New Jersey’s Legislative Black Caucus Chair, State Assemblywoman Shavonda Sumter, D-Passaic, voiced frustration about how legislators of color run into roadblocks to get their policies passed.

Dr. Saladin Ambar, a Rutgers University politics professor, said energizing a younger generation turned off by the political process is key to the effort to get more Black voters to the polls — which in turn could bring more attention to these issues.

Newark Mayor Ras Baraka, who also participated in the discussion, stressed equity later that night when disclosing his intention to run for governor.

Harmon is proposing the Murphy administration hold a summit to discuss how previous promises have worked out and what to do next. He said administration officials have agreed to meet with a task force the chamber has formed.

Way, the lieutenant governor, did not outline any specific plans in vowing the Murphy administration is serious about change. But, last year the Murphy administration and state Economic Development Authority named managers of a $20 million Black and Latino seed fund.

“New Jersey is committed to creating an environment where all entrepreneurs, regardless of race or background, have the same opportunities and access to resources needed to succeed,” Murphy said while announcing the managers. “This fund will unlock capital in Black and Latino communities and diversify our state’s innovation economy — breaking down barriers that have plagued these communities for far too long.”

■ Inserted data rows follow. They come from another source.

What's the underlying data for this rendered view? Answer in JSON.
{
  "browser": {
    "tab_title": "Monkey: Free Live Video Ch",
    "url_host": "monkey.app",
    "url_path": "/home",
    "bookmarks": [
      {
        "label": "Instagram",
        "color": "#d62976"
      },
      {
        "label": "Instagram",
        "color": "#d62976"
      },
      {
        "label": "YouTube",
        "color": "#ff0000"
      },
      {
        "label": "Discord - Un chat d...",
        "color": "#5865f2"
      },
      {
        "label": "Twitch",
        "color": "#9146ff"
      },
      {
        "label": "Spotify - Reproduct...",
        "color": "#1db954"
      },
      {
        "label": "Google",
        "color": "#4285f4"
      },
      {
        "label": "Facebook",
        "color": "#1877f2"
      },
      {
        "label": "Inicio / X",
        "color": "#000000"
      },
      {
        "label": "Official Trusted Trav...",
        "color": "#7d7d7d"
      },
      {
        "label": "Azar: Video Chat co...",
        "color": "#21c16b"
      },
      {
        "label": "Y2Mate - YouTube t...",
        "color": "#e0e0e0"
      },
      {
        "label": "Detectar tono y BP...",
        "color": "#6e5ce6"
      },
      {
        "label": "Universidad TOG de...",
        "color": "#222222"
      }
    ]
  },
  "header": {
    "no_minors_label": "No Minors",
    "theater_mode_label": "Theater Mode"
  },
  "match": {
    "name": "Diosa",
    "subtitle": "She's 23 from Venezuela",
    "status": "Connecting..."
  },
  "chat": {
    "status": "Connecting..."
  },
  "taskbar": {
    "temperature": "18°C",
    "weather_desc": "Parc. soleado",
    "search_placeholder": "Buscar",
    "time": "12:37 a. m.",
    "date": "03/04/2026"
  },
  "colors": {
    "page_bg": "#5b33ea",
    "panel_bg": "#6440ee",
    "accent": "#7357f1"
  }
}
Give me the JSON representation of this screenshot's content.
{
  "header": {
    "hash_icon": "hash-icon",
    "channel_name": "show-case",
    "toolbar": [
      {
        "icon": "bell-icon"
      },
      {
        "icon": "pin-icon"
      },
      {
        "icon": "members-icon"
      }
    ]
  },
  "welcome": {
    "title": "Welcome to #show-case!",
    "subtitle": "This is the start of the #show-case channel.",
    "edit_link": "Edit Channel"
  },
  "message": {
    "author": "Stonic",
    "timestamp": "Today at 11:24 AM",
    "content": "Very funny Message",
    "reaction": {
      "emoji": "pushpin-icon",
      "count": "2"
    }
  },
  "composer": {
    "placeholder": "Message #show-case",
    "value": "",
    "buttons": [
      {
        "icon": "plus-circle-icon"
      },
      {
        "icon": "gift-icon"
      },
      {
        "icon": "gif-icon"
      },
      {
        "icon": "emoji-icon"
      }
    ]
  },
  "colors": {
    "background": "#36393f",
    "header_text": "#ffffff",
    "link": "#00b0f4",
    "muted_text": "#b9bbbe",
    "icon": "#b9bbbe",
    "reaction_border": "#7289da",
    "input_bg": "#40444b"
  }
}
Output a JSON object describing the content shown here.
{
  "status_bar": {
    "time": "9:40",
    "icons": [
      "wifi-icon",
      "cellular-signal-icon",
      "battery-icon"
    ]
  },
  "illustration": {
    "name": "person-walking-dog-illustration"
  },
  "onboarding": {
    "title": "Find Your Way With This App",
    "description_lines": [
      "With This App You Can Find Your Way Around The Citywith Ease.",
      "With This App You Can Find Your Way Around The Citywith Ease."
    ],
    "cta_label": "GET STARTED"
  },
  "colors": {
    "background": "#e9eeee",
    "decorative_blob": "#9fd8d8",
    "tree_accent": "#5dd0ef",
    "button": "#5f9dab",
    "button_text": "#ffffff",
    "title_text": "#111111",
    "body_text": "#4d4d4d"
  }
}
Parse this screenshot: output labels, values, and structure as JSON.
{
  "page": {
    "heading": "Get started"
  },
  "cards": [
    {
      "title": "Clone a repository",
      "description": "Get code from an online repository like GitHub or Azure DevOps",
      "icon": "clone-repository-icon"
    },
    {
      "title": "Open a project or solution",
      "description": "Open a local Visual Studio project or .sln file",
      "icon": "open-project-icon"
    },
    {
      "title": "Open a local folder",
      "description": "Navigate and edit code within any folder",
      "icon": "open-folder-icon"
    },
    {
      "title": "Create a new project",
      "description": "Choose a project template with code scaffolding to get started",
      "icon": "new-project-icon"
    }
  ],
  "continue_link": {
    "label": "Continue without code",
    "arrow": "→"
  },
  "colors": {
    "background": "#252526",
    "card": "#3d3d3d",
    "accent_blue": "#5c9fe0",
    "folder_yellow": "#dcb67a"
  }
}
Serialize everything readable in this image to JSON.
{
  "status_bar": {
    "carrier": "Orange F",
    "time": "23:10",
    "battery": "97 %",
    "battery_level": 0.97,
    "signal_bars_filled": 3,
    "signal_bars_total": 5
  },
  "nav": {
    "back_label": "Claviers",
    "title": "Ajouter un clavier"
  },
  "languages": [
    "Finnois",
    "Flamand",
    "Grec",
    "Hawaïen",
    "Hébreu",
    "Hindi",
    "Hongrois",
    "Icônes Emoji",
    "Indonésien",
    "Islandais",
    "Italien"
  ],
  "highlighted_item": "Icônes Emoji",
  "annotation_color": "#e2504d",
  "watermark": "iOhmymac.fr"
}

The chamber and other organizations have set up programs to help Black businesses. For example, The Sistahs in Business Expo, which was created in New Jersey, hosts small business expos across the nation to educate and support Black women entrepreneurs, a group that’s increasing at a fast rate. It comes to Newark in April. The African American Chamber of Commerce has multiple programs around training, contracting and technical assistance.

Faye Coleman, the African American Chamber of Commerce board member, said the state simply needs to do more.

“Everyone who can do something within their organization is doing something ... but we need the state,” she said. “Money is always available for the initiatives you see value in. And right now I would like the state to see the value in us.”